После бани отец молча выпил на кухне несколько стаканов чаю, встал.
– Ну, я обсох. Тесно у вас. Поехал я. На элеваторе поищу попутку. А этих… жильцов… в кладовку переселите. Семка, ты глины подвези, печь в кладовке сбейте.
И вышел, тяжело топая в сенцах. Семен спросил у матери:
– Как насчет кладовки-то? Глины на печь я подвезу…
– Вези, тесно им семерым в одной комнате, – ответила хмуро мать.
Семен помедлил, проговорил осторожно:
– А все-таки, мама, что-то тебя гложет. Может, я помогу чем?
– Иди-ка ты со своими словами! – зло бросила мать. Но тут же подошла, прижала его голову к своей груди, стала гладить по волосам, как маленького. – Прости меня, Семушка. Что меня гложет? Война же, могут взять тебя…
– Если б взяли! Бронь вот надели.
– Ты что болтаешь? Плохо разве, что хоть пока дома?
– А в глаза как людям смотреть? Этой же Марье Фирсовне?
Мать вздохнула и ничего не сказала.
Хорошая она все же, мама.
…Над Звенигорой только-только засинел край неба. Заморозков еще не было, но картофельная ботва давно поникла, изжухла, лежала на земле, в полумраке ее не было видно. Подсолнухи за баней стояли темной высокой стеной и тихо шуршали, точно шептались, хотя ветра не чувствовалось.
Вода была в Громотушке свежей, даже студеной. Семен поплескался вволю, вытерся, на привычном месте нащупал двухпудовую гирю, побаловался с ней. Постелил на траву полотенце, сел и закурил.
– Здорово, Семка! – рявкнуло над ухом.
– Чего орешь, ненормальный?
– А ничего… – И Колька Инютин стал плескаться в воде.
– Ты, гляжу, бесшумно научился через плетень сигать?
– Тренировка. Помидоры вон у соседей всегда раньше всех спеют. А у тех дыньки. Желтые, пахучие, хошь, сейчас приволоку? Может, не оборвали еще…
– Я тебе принесу! Чего не спишь?
– Верка копошится, как чесоточная. А я чуткий. Дай пару раз дернуть, а? Я не в себя, так просто…
– На…
Колька потянулся за папиросой, но Семен влепил ему по мокрому лбу звонкий щелчок.
– Ты… чего?
– Еще хочешь разок затянуться? Курильщик выискался! Губы обрежу.
– Ну и ладно… – обиженно проговорил Колька, сел, засопел. – А ты дурак. Верку-то проворонишь.
– Это почему?
– Потому… Яков Алейников, этот, что со шрамом, из энкаведе-то, свататься недавно к ней приходил.
– Что-о?!
– Вот тебе и что! – со злорадством протянул Колька. И помолчав, начал со смешками рассказывать: – Это просто кино было. Сперва немое. Пришел он и сел молчком возле стола. Мать побледнела, глядит на него во все глаза, ажно мигать забыла. Верка почему-то зачала рот то открывать, то закрывать, прижалась в угол, точно ее кто щекотать собрался.

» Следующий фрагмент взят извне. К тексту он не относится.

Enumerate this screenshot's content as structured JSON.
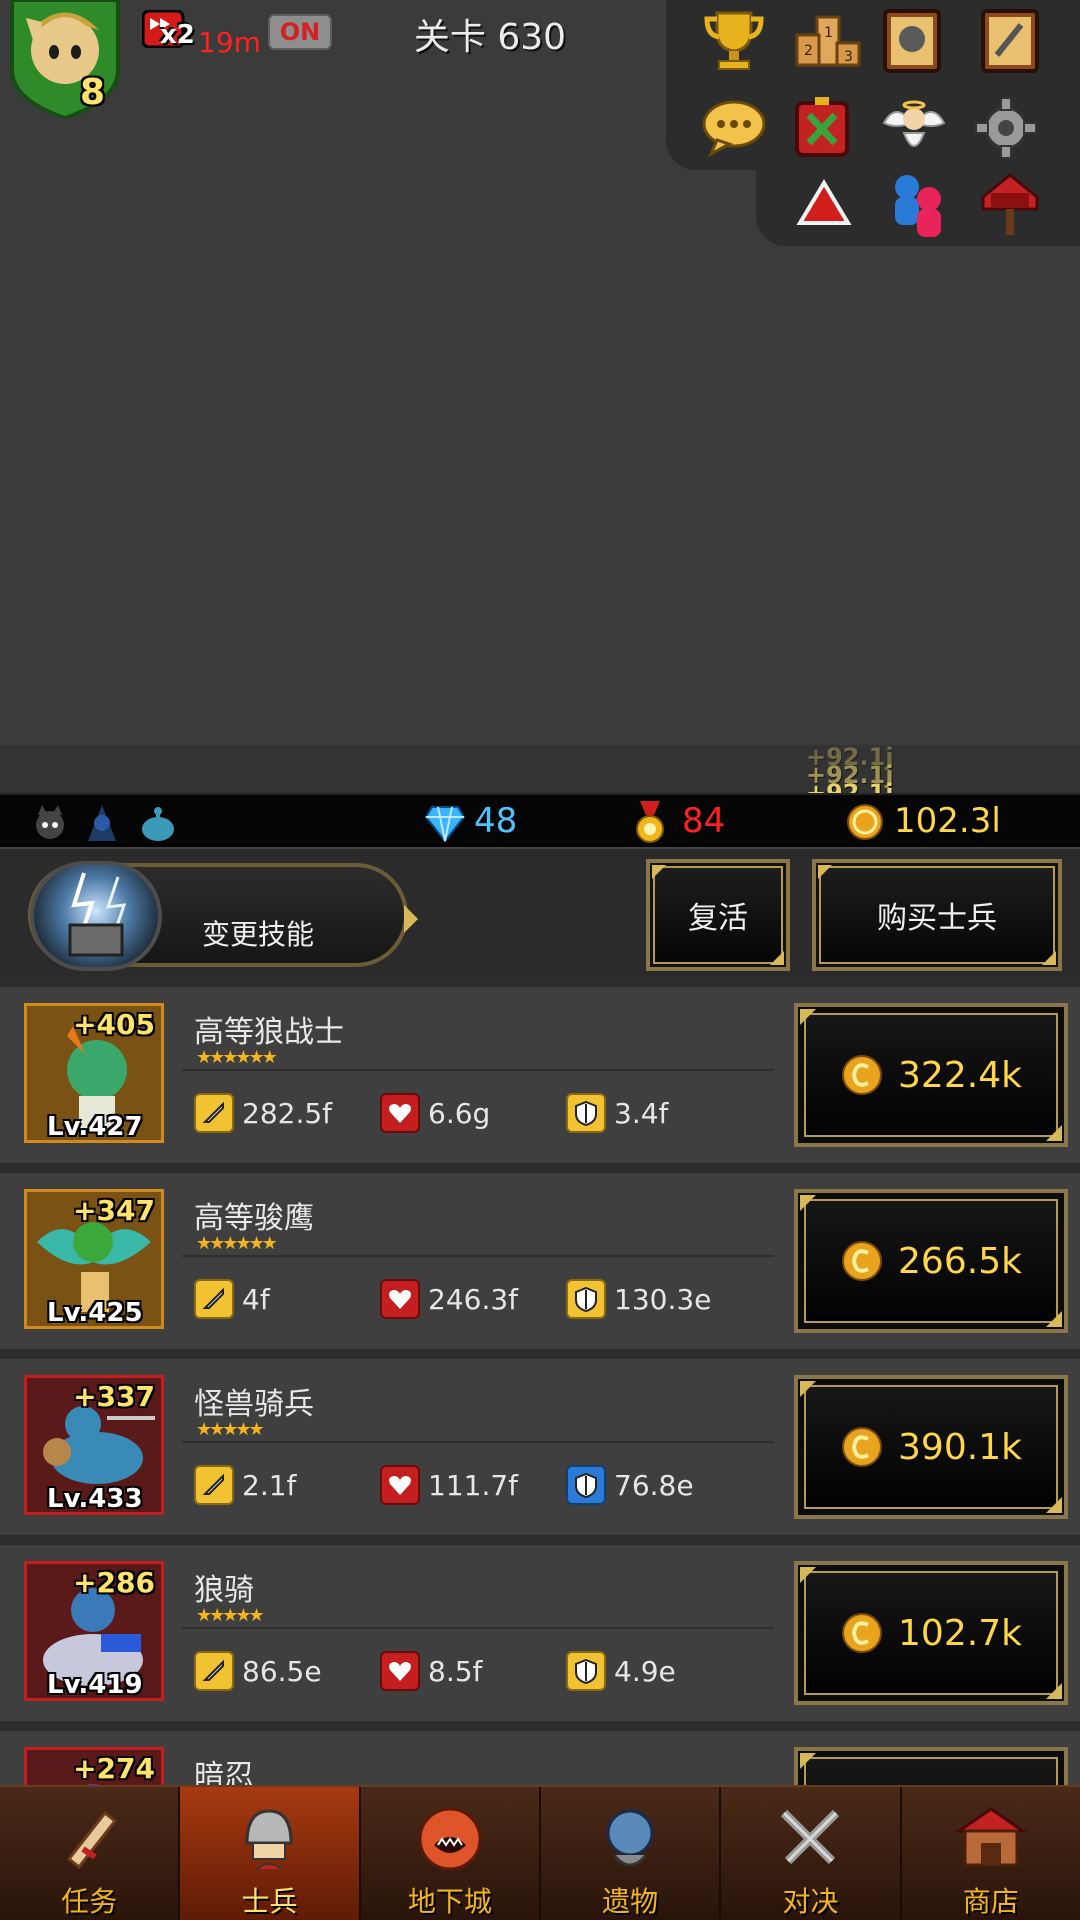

А этот Алейников трет и трет свой синий шрам. И молчит, значит… Смехота. Ну а потом звуковое началось. Алейников говорит: «Вы извините… Я, собственно, и потому что – насчет Веры…» И-их, Верка вскрикнула, точно ее и впрямь щекотнуло… А Алейников: «Я, говорит, человек не молодой, конечно, но давно наблюдаю за вашей дочерью…» Это он матери моей. И вот пришел, говорит, поскольку Вера нравится мне. Ухаживать и все прочее, как оно делается, я, говорит, не в тех летах, и неудобно, дескать, потому решил прийти сразу и все обсказать… А вы, говорит, подумайте, я не тороплю с ответом… Гляжу, а у Верки уши краснеют, как соседские помидоры, и щеки раздуваются, распухают на виду. Потом ка-ак она порскнет в свою комнату! Вот, понял?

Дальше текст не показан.